Solving The Three Number Sum (Code Challenge)
In one of my previous posts, I went over the two number sum problem. We were able to solve the problem with two different methods, the brute force way (nested for loops) and two pointers. First we went through the problem using the brute force method. We setup a nested for loop to iterate through the array and add up each pair of sums. This method results in O(n²) time complexity. Then we used the the two pointer method. We set up a left pointer at first index of the array and right pointer at last index of the array (hence the name two pointers). We added the initial indices and see if we get the result. If the outcome is lower than requested sum, we move the left pointer right. And if the outcome is higher, then we move the right pointer left.
Now that we have a general review of the two sum problem, lets take a look at the three sum problem and see how we can take on this question with a similar method.
Like the two number sum question, we can use the brute force method and use two nested for loops to get the answer. However with the brute force method, the time complexity would be O(n³) and it is not acceptable. So how do we implement the two pointer method in this case?

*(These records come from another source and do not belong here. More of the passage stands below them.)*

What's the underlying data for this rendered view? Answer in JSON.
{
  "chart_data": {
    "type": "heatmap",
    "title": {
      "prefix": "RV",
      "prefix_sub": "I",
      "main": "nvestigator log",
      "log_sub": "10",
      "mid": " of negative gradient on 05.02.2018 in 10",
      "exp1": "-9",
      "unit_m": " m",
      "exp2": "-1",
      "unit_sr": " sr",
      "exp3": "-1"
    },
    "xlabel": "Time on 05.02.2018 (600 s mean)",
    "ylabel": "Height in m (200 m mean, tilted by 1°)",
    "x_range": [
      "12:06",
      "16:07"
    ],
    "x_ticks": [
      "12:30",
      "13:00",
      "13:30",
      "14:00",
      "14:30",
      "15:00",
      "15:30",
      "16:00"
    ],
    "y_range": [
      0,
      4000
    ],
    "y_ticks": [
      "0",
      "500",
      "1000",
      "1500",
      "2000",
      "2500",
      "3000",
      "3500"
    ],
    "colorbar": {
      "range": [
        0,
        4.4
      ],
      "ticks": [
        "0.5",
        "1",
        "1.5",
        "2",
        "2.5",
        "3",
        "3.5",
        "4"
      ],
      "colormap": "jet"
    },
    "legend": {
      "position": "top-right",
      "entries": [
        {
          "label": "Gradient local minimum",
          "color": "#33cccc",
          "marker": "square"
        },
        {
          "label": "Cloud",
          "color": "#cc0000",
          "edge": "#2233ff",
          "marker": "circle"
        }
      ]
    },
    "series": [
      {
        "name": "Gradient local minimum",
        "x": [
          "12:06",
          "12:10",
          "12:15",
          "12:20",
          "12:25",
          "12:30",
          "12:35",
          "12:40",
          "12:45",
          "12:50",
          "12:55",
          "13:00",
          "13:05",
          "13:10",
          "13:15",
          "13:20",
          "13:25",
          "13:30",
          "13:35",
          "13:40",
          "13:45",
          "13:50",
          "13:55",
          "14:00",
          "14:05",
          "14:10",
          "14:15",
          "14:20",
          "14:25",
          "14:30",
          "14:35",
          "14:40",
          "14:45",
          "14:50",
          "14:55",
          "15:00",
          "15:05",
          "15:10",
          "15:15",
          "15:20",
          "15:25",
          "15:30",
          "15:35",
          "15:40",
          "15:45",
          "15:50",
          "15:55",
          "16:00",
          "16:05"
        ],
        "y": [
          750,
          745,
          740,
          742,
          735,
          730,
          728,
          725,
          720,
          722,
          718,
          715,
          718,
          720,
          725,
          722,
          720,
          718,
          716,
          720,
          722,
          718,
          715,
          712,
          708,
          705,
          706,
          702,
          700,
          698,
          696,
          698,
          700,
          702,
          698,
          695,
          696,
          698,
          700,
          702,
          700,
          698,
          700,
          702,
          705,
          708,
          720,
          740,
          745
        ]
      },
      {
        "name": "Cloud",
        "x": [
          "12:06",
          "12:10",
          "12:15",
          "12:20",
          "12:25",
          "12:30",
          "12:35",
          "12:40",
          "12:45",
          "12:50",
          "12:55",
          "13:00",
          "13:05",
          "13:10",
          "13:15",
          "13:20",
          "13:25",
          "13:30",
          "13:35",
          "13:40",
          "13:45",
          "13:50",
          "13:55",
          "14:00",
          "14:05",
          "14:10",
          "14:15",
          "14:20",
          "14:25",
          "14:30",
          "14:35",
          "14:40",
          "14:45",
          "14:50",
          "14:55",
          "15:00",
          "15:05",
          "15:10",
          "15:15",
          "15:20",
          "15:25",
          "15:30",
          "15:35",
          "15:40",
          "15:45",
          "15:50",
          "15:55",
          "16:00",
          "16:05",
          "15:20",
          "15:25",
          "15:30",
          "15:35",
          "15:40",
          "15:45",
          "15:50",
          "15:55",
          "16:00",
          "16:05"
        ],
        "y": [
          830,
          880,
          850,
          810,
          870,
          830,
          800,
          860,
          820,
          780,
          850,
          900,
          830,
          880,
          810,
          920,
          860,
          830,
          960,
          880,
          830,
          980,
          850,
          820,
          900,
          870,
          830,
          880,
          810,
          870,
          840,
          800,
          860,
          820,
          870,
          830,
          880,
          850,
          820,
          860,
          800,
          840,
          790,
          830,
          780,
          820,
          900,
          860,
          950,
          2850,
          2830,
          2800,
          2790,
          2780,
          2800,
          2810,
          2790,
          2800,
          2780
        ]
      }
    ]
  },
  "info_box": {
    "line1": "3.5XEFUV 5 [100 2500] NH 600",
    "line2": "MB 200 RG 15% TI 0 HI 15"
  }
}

First, if we are going to follow the similar logic of moving the pointers depending if the sum is larger or smaller, then we will need to have a sorted array. Since I am using Javascript, I call the built in method .sort to arrange the array from low to high. Running sort in Javascript will automatically bring out time complexity to O(n log(n)) time.
With a sorted array, we can now iterated through the array. First we set our initial index at zero. Then we set the left pointer at one index right of our first index and our right pointer at the last index of the array. In our given example, the left pointer would be at -6, and right point would be at 12.
Our goal in this example is to find the three indices (if any) that sum up to zero. Just like the two number sum question, we can now move the left pointer right if the number is too small, or the right pointer left if the number is too big. We would run this comparison for ever number in the array, hence making this time complexity O(n²).
In our solution above, we had to made sure our initial index is at least two indices away from the end to be able to use the two pointer method. The total time complexity would be O(n log(n)) (for our sort method) + O(n²). Since the second portion is greater, we would just use O(n²) for the time complexity. As for the space complexity, it would be O(n) since we are putting the indices for each combination that equals to zero.